With two Finals now under our belt we have, just about, a large enough sample size to crunch the numbers. Across the Men’s and Women’s, the data set includes 21 “match-ups” as the WSL calls them, nine of which were the World Title showdowns. It’s enough to extrapolate a few recurring trends, which might help predict what might go down on the cobblestones this year.
The Finals is set up so that the World No.5 first goes against the World No.4, and so on, in a winner-plays-on format. The World No. 1s, this year Carissa Moore and Filipe Toledo, are therefore guaranteed a slot in the best-of-three World Title showdown. Out of the four World Titles decided at the Finals, the top-ranked surfer has won three of them. The significant anomaly was Steph Gilmore last year, but we’ll deal with that later.
Now the results make sense; the World No. 1 is usually the form surfer of the year, and only has to win two heats to secure the Title. They also come in fresh, and with the best of three heats, can afford a slip-up in the first one. The fan’s fear that the best surfer all year (in 2021, Medina had won the CT rankings by more than 13,000 points) could lose it all in a crap shoot, has so far been unfounded. This year both Moore and Toledo again will have the shortest odds to win, given their form, experience and weighted advantage.
Last year Steph Gilmore came from the No. 5 position to claim the World Title. No other surfer, man or woman, had jumped more than two spots above their CT rankings in the Finals. Italo’s jump from fourth to second last year was the next-best rise. Steph had to win three sudden-death heats before facing Moore, and her 2-0 win, meant she surfed five heats in the day (though the maximum is six). It’s a massive task for a surfer to deal with the physical and emotional toll of such a day. Though as Steph was gunning for a record eighth World Title, perhaps no surfer was better equipped for the task. It also showed it was possible, something that the fifth seeds Caitlin Simmers and Jack Robinson will be clinging on to this year.
Filipe Toledo’s win last year was the first time a surfer without a World Title had claimed one at Trestles. Moore, Medina and Gilmore had 13 Titles between them before they claimed their crowns at the WSL Finals. Finals rookies also haven’t performed well. Morgan Cibilic, Jack Robinson, Brisa Hennessy, Ethan Ewing and Kanoa Igarashi all lost their first-ever WSL final matchups. This year features more Finals rookies than previously. Tyler Wright, Caitlin Simmers, Molly Picklum, Caroline Marks, Griffin Colapinto and Joao Chianca will all be surfing the format for the first time.
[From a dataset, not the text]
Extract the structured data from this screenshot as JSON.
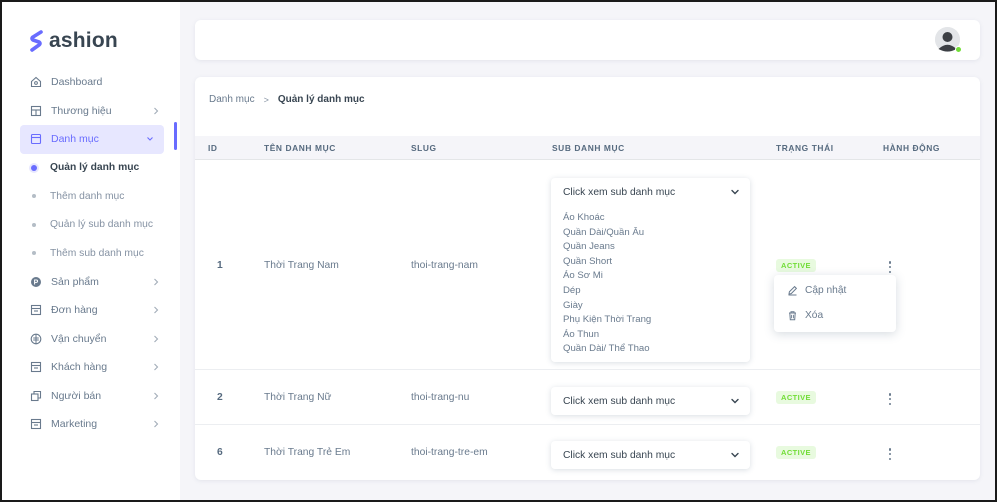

Sure, it’s one of the most talented group of Finals rookies ever assembled, but they will all face a new challenge with added pressures.
To Win, You Have To Peak At The Final
This may be a by-product of the rankings correlation, and the fact that the World No.1 comes into the final matchup fresh, but the average heat totals for the Title Showdown in each division, have been the highest of the day. Last year Steph’s final two heat totals were 15.00 and 15.23, when no other woman had posted above 15. In 2021 Medina racked up 17.53 points to claim his third World Title, which was the highest two-wave heat total of the day.
The same year Moore came up with a 17.26 to push the showdown to a third heat against Weston-Webb (the only time a third tie-breaker heat has been used). That was also the highest heat total of that day. The point is that whoever progresses through the rounds knows that’s the easy part. The stats show beating the World No. 1 has required two waves in the excellent scoring range, in two heats. Not easy, given the intense pressure and the energy expended to get there.
Goofy’s Have Their Backs Against The Wall
Trestles, whilst a peak, skews right in terms of the quantity and quality of waves ridden over both WSL Finals. Now surfers’ backhands are no longer a weak point, and in some cases (eg Italo and Tatiana) can be considered a weapon. Yet the goofy-footers haven’t fared well. This could be simply numerical; of the 14 surfers to have appeared in the WSL Finals, only three have been goofy. And while they have surfed more heats (11 out of 21) than their proportionate representation, they have only won six of those. In 2023 their stocks are even more depleted, almost to the point of extinction. With Finals stalwarts Medina, Ferreira and Weston-Webb all missing, it will come down to Caroline Marks to carry the right-foot-forward flag on her own. History, and the odds, are against her.
The WSL Finals event window is September 8-16.